Back then, they said Americans would qualify for a third dose of either the Pfizer-BioNTech or Moderna vaccine eight months after their second – a timeline that could make millions eligible next week.

But Moderna didn’t provide adequate data on boosters, leaving only the Pfizer vaccine as a possibility in time for this month’s deadline. On Friday, an FDA advisory committee will consider Pfizer’s application concerning third doses for patients 16 and older.

An advisory committee for the CDC – which usually dictates vaccination policy – is teed up for a meeting next week.

Third doses of the Pfizer and Moderna vaccines are already available to those with compromised immune systems. But the plan for such an expansive booster rollout followed alarming reports of waning vaccine efficacy in Israel, where an urgent campaign to vaccinate quickly has made the country a data source for other parts of the world.
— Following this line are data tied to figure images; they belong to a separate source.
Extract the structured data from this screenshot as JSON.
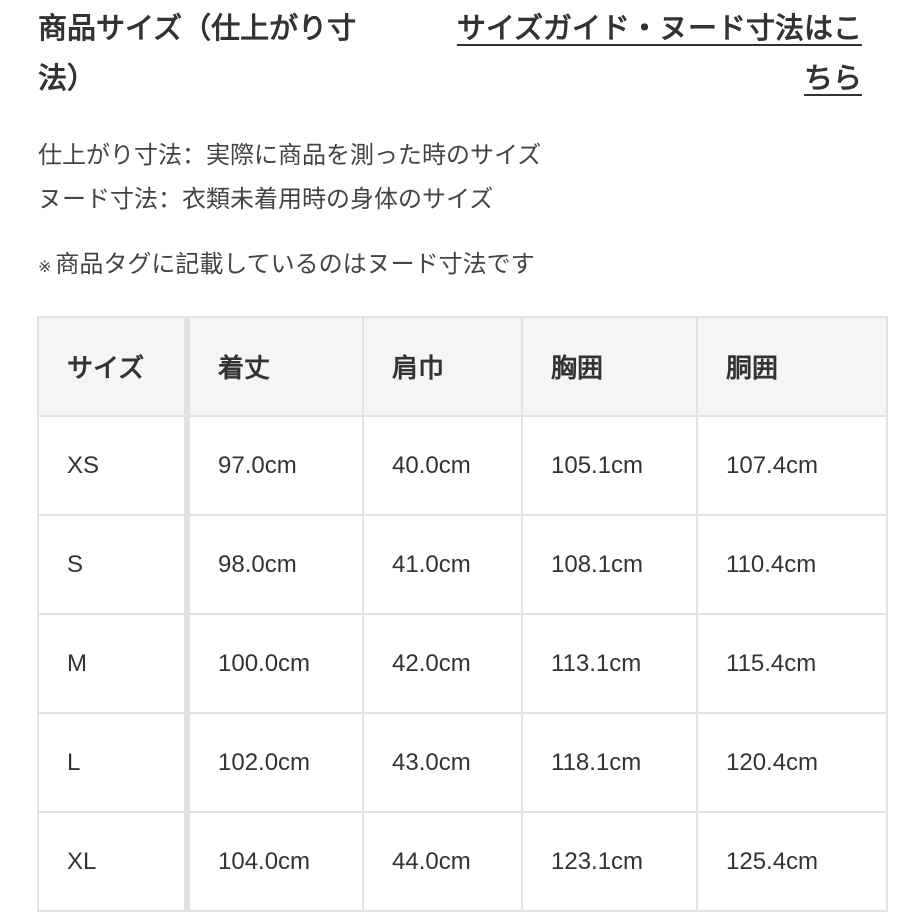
{
  "header": {
    "title": "商品サイズ（仕上がり寸法）",
    "guide_link": "サイズガイド・ヌード寸法はこちら"
  },
  "description": [
    "仕上がり寸法：実際に商品を測った時のサイズ",
    "ヌード寸法：衣類未着用時の身体のサイズ"
  ],
  "note": {
    "mark": "※",
    "text": "商品タグに記載しているのはヌード寸法です"
  },
  "table": {
    "headers": [
      "サイズ",
      "着丈",
      "肩巾",
      "胸囲",
      "胴囲"
    ],
    "rows": [
      [
        "XS",
        "97.0cm",
        "40.0cm",
        "105.1cm",
        "107.4cm"
      ],
      [
        "S",
        "98.0cm",
        "41.0cm",
        "108.1cm",
        "110.4cm"
      ],
      [
        "M",
        "100.0cm",
        "42.0cm",
        "113.1cm",
        "115.4cm"
      ],
      [
        "L",
        "102.0cm",
        "43.0cm",
        "118.1cm",
        "120.4cm"
      ],
      [
        "XL",
        "104.0cm",
        "44.0cm",
        "123.1cm",
        "125.4cm"
      ]
    ]
  }
}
It also coincided with yet another major uptick in US infections, driven by the highly infectious Delta variant. Those cases are currently on a downward trend.

Joe Biden has described boosters as if they are a no-brainer and plans to get his own once they are widely available, according to Reuters.
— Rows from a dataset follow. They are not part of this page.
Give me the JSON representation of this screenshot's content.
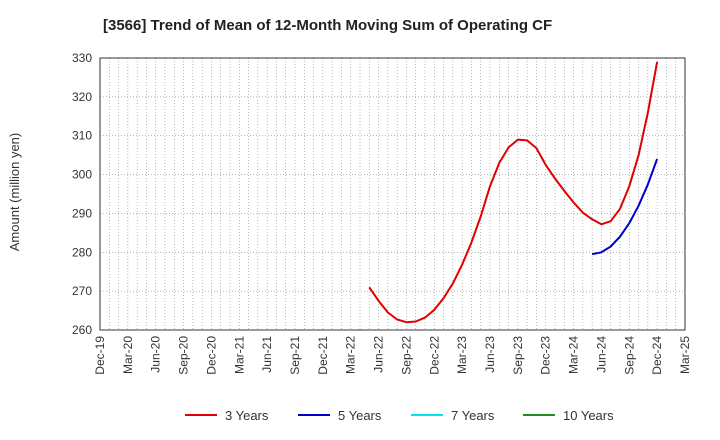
{
  "chart_data": {
    "type": "line",
    "title": "[3566]  Trend of Mean of 12-Month Moving Sum of Operating CF",
    "xlabel": "",
    "ylabel": "Amount (million yen)",
    "ylim": [
      260,
      330
    ],
    "yticks": [
      260,
      270,
      280,
      290,
      300,
      310,
      320,
      330
    ],
    "x_range": [
      "Dec-19",
      "Mar-25"
    ],
    "xtick_labels": [
      "Dec-19",
      "Mar-20",
      "Jun-20",
      "Sep-20",
      "Dec-20",
      "Mar-21",
      "Jun-21",
      "Sep-21",
      "Dec-21",
      "Mar-22",
      "Jun-22",
      "Sep-22",
      "Dec-22",
      "Mar-23",
      "Jun-23",
      "Sep-23",
      "Dec-23",
      "Mar-24",
      "Jun-24",
      "Sep-24",
      "Dec-24",
      "Mar-25"
    ],
    "grid": true,
    "legend_position": "bottom",
    "series": [
      {
        "name": "3 Years",
        "color": "#e00000",
        "x": [
          "May-22",
          "Jun-22",
          "Jul-22",
          "Aug-22",
          "Sep-22",
          "Oct-22",
          "Nov-22",
          "Dec-22",
          "Jan-23",
          "Feb-23",
          "Mar-23",
          "Apr-23",
          "May-23",
          "Jun-23",
          "Jul-23",
          "Aug-23",
          "Sep-23",
          "Oct-23",
          "Nov-23",
          "Dec-23",
          "Jan-24",
          "Feb-24",
          "Mar-24",
          "Apr-24",
          "May-24",
          "Jun-24",
          "Jul-24",
          "Aug-24",
          "Sep-24",
          "Oct-24",
          "Nov-24",
          "Dec-24"
        ],
        "values": [
          271,
          267.5,
          264.5,
          262.7,
          262,
          262.2,
          263.2,
          265.2,
          268.2,
          272,
          276.8,
          282.5,
          289.2,
          297,
          303,
          307,
          309,
          308.8,
          306.8,
          302.5,
          299,
          295.8,
          292.8,
          290.2,
          288.5,
          287.2,
          288,
          291.2,
          297,
          305,
          316,
          329
        ]
      },
      {
        "name": "5 Years",
        "color": "#0000cc",
        "x": [
          "May-24",
          "Jun-24",
          "Jul-24",
          "Aug-24",
          "Sep-24",
          "Oct-24",
          "Nov-24",
          "Dec-24"
        ],
        "values": [
          279.5,
          280,
          281.5,
          284,
          287.5,
          292,
          297.5,
          304
        ]
      },
      {
        "name": "7 Years",
        "color": "#00e5ee",
        "x": [],
        "values": []
      },
      {
        "name": "10 Years",
        "color": "#228b22",
        "x": [],
        "values": []
      }
    ]
  }
}
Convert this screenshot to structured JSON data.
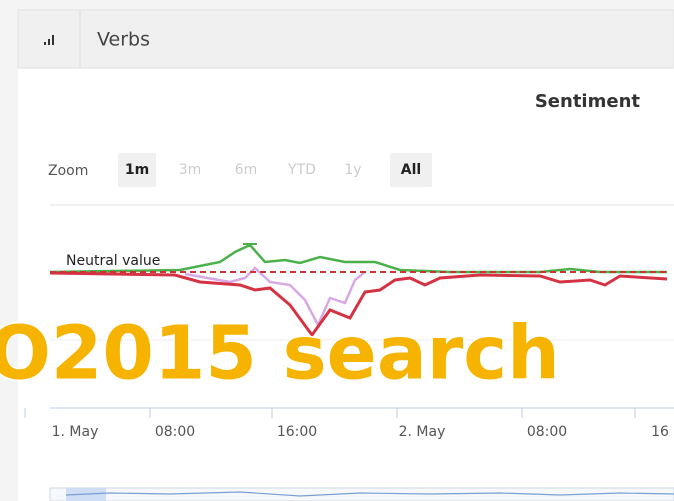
{
  "header": {
    "title": "Verbs"
  },
  "panel": {
    "title": "Sentiment",
    "zoom": {
      "label": "Zoom",
      "options": [
        "1m",
        "3m",
        "6m",
        "YTD",
        "1y",
        "All"
      ],
      "active": [
        "1m",
        "All"
      ]
    },
    "annotation": "Neutral value",
    "x_labels": [
      "1. May",
      "08:00",
      "16:00",
      "2. May",
      "08:00",
      "16"
    ]
  },
  "overlay": "O2015 search"
}
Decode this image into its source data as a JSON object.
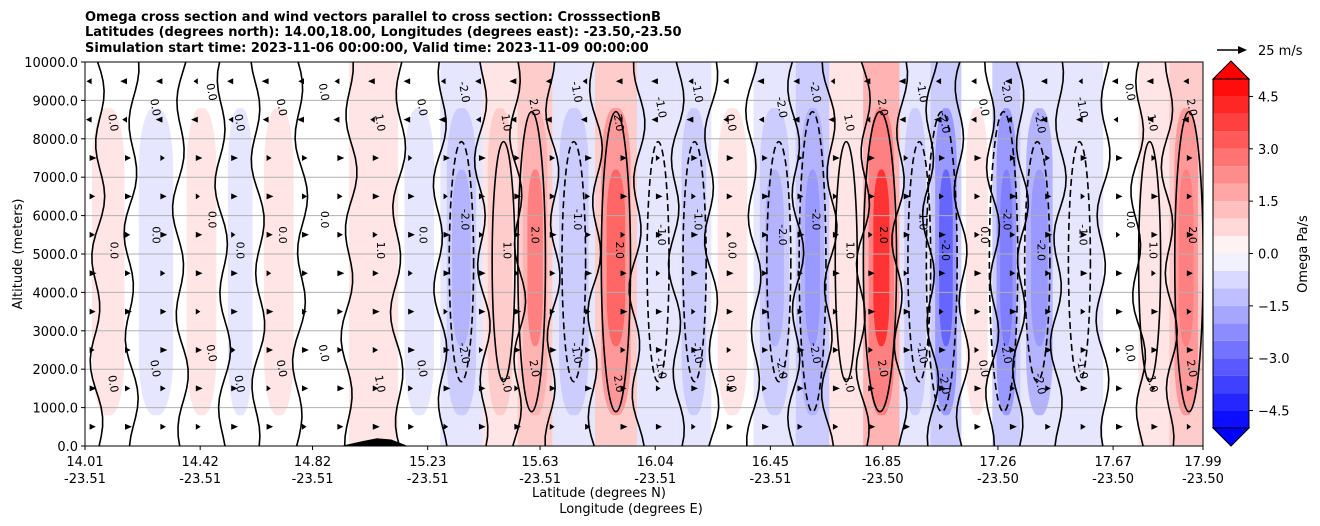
{
  "chart_data": {
    "type": "heatmap",
    "title_lines": [
      "Omega cross section and wind vectors parallel to cross section: CrosssectionB",
      "Latitudes (degrees north): 14.00,18.00, Longitudes (degrees east): -23.50,-23.50",
      "Simulation start time: 2023-11-06 00:00:00, Valid time: 2023-11-09 00:00:00"
    ],
    "ylabel": "Altitude (meters)",
    "xlabel_lines": [
      "Latitude (degrees N)",
      "Longitude (degrees E)"
    ],
    "y_ticks": [
      "0.0",
      "1000.0",
      "2000.0",
      "3000.0",
      "4000.0",
      "5000.0",
      "6000.0",
      "7000.0",
      "8000.0",
      "9000.0",
      "10000.0"
    ],
    "y_values": [
      0,
      1000,
      2000,
      3000,
      4000,
      5000,
      6000,
      7000,
      8000,
      9000,
      10000
    ],
    "ylim": [
      0,
      10000
    ],
    "x_ticks": [
      {
        "lat": "14.01",
        "lon": "-23.51"
      },
      {
        "lat": "14.42",
        "lon": "-23.51"
      },
      {
        "lat": "14.82",
        "lon": "-23.51"
      },
      {
        "lat": "15.23",
        "lon": "-23.51"
      },
      {
        "lat": "15.63",
        "lon": "-23.51"
      },
      {
        "lat": "16.04",
        "lon": "-23.51"
      },
      {
        "lat": "16.45",
        "lon": "-23.51"
      },
      {
        "lat": "16.85",
        "lon": "-23.50"
      },
      {
        "lat": "17.26",
        "lon": "-23.50"
      },
      {
        "lat": "17.67",
        "lon": "-23.50"
      },
      {
        "lat": "17.99",
        "lon": "-23.50"
      }
    ],
    "x_values": [
      14.01,
      14.42,
      14.82,
      15.23,
      15.63,
      16.04,
      16.45,
      16.85,
      17.26,
      17.67,
      17.99
    ],
    "xlim": [
      14.01,
      17.99
    ],
    "grid": true,
    "colorbar": {
      "label": "Omega Pa/s",
      "ticks": [
        "4.5",
        "3.0",
        "1.5",
        "0.0",
        "−1.5",
        "−3.0",
        "−4.5"
      ],
      "tick_values": [
        4.5,
        3.0,
        1.5,
        0.0,
        -1.5,
        -3.0,
        -4.5
      ],
      "range": [
        -5.0,
        5.0
      ],
      "colormap": "bwr",
      "low_color": "#0000ff",
      "mid_color": "#ffffff",
      "high_color": "#ff0000"
    },
    "vector_key": "25 m/s",
    "contour_labels": [
      "0.0",
      "1.0",
      "-1.0",
      "2.0",
      "-2.0",
      "3.0"
    ],
    "omega_bands": [
      {
        "lat": 14.1,
        "value": 0.4
      },
      {
        "lat": 14.25,
        "value": -0.5
      },
      {
        "lat": 14.45,
        "value": 0.4
      },
      {
        "lat": 14.55,
        "value": -0.4
      },
      {
        "lat": 14.7,
        "value": 0.6
      },
      {
        "lat": 14.85,
        "value": 0.3
      },
      {
        "lat": 15.05,
        "value": 0.9
      },
      {
        "lat": 15.2,
        "value": -0.7
      },
      {
        "lat": 15.35,
        "value": -1.6
      },
      {
        "lat": 15.5,
        "value": 1.2
      },
      {
        "lat": 15.6,
        "value": 2.4
      },
      {
        "lat": 15.75,
        "value": -1.4
      },
      {
        "lat": 15.9,
        "value": 2.8
      },
      {
        "lat": 16.05,
        "value": -1.0
      },
      {
        "lat": 16.18,
        "value": -1.3
      },
      {
        "lat": 16.3,
        "value": 0.5
      },
      {
        "lat": 16.48,
        "value": -1.5
      },
      {
        "lat": 16.6,
        "value": -2.2
      },
      {
        "lat": 16.72,
        "value": 1.0
      },
      {
        "lat": 16.84,
        "value": 3.8
      },
      {
        "lat": 16.98,
        "value": -1.2
      },
      {
        "lat": 17.06,
        "value": -3.2
      },
      {
        "lat": 17.2,
        "value": 0.5
      },
      {
        "lat": 17.28,
        "value": -2.6
      },
      {
        "lat": 17.4,
        "value": -1.8
      },
      {
        "lat": 17.55,
        "value": -1.0
      },
      {
        "lat": 17.72,
        "value": 0.3
      },
      {
        "lat": 17.8,
        "value": 1.0
      },
      {
        "lat": 17.94,
        "value": 2.6
      }
    ],
    "terrain": [
      {
        "lat": 14.92,
        "alt": 0
      },
      {
        "lat": 15.0,
        "alt": 130
      },
      {
        "lat": 15.05,
        "alt": 200
      },
      {
        "lat": 15.1,
        "alt": 170
      },
      {
        "lat": 15.16,
        "alt": 0
      }
    ]
  }
}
“As a simple rule – rule: eight months after your second shot, get a booster shot,” Biden said. “It will make you safer and for longer. And it will help us end the pandemic faster.”

But some experts were upset by the administration’s perceived meddling in important health decisions, Politico reported.

Earlier this week, two of the FDA’s top vaccine regulators – who are reportedly departing the agency at least in part because of opposition to the booster policy – joined an international group of experts in challenging the general population’s current need for additional protection.

The vaccines remain highly effective against severe disease, they wrote in the Lancet, while boosters could pose risks if “widely introduced too soon, or too frequently”. “Current vaccine supplies could save more lives if used in previously unvaccinated populations than if used as boosters in vaccinated populations,” they wrote.

As experts debate, state and local health officials are trying to get ready to possibly administer boosters next week. But amid the chaos, they are being left in the dark.

“What is the interval for boosters? Is it any shorter than eight months at this point? What is the age cut-off? Will there be priority groupings?” Lori Tremmel Freeman, chief executive officer of the National Association of County and City Health Officials, told CNN.

“We don’t want to appear uncoordinated on boosters.”